In order for teachers of color at FVS or any institution to succeed, they need to have the full support of the school and the Board of Trustees. We also can’t expect them to take on the additional, inevitable emotional labor on top of their regular duties without proper compensation and support. So, a big part of this is putting structures in place that will specifically support faculty, staff and students of color.

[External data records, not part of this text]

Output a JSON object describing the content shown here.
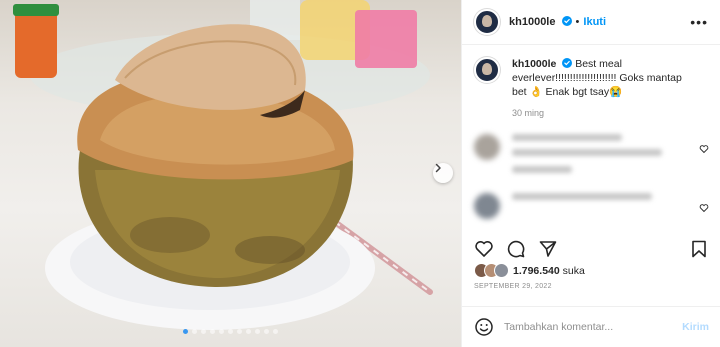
{
  "post": {
    "username": "kh1000le",
    "follow_label": "Ikuti",
    "separator": "•",
    "more_icon": "more-horizontal-icon",
    "caption_line1": "Best meal",
    "caption_line2": "everlever!!!!!!!!!!!!!!!!!!!!! Goks mantap",
    "caption_line3": "bet 👌 Enak bgt tsay😭",
    "caption_time": "30 ming",
    "likes_count": "1.796.540",
    "likes_unit": "suka",
    "date": "SEPTEMBER 29, 2022",
    "comment_placeholder": "Tambahkan komentar...",
    "post_button": "Kirim",
    "carousel": {
      "count": 11,
      "active_index": 0
    }
  },
  "colors": {
    "link_blue": "#0095f6",
    "verified_blue": "#0095f6",
    "muted_text": "#8e8e8e",
    "disabled_post": "#b3dbff"
  },
  "icons": [
    "verified-badge-icon",
    "heart-icon",
    "comment-icon",
    "share-icon",
    "bookmark-icon",
    "emoji-icon",
    "chevron-right-icon"
  ]
}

This isn’t just limited to teachers of color. Having LGBTQ+ faculty and staff will yield similar effects. We need to ensure that all LGBTQ+ Danes are safe, respected and loved. Again, I’m not an education expert by any means, but in my mind, working on these initiatives will be some of the most difficult but impactful agents of change.FVS: What challenges do you see for FVS in particular?BIPOC@FVS:
Transparency. It’s difficult, it makes us feel vulnerable, and it’s also a powerful tool for growth. Being transparent about the work in progress, the difficult and joyous parts of it, is necessary not only for others to hold the school accountable, but also for the school to hold itself accountable. Secrecy breeds distrust and suspicion, so to do any of this effectively is to be open about it.FVS: What does it mean to be an ally as an institution and as an individual, and what are the most important qualities to be found in a BIPOC ally?BIPOC@FVS:
Speaking only for myself here, I think one answer to both of these questions is to know when your support is needed, but not necessarily your voice. You can be helpful without being heard. Also, not everything is an intellectual exercise. We’re taught to think critically at FVS and that’s a great thing, but often times that gets applied to the lived experiences of people and communities. Please don’t tell anyone that “they probably didn’t mean it that way.” Even if they didn’t, it doesn’t make what they did less hurtful or more okay. Do your research and don’t expect your BIPOC or LGBTQ+ friends and acquaintances to educate you—they’re tired! We are often forced to do extra work both in and outside the classroom that benefits our white peers, but drains us. We are all authorities on our own experiences, so listen to people of color and queer folks when they choose to share their expertise with you.FVS: Any closing thoughts?BIPOC@FVS:
On a more personal note, I do want to make something clear: I loved my time at FVS. By no means were they my golden years, but while I was there, the school was my home. I was also fortunate to get paired with an advisor who loved me, fought for me, and for whom I am eternally grateful. FVS set me up for a future that I doubt I would have found my way into otherwise. Nevertheless, I still had experiences there that hurt me deeply, and now that I’ve had more time and more education, I see troubling things about my own experience as a person of color and my peers’ experiences. Ultimately, that’s another part of why I started this account—we can love something and recognize the hurt it has caused us without diminishing either. In fact, reconciling and understanding both experiences is the only way to work through them and heal.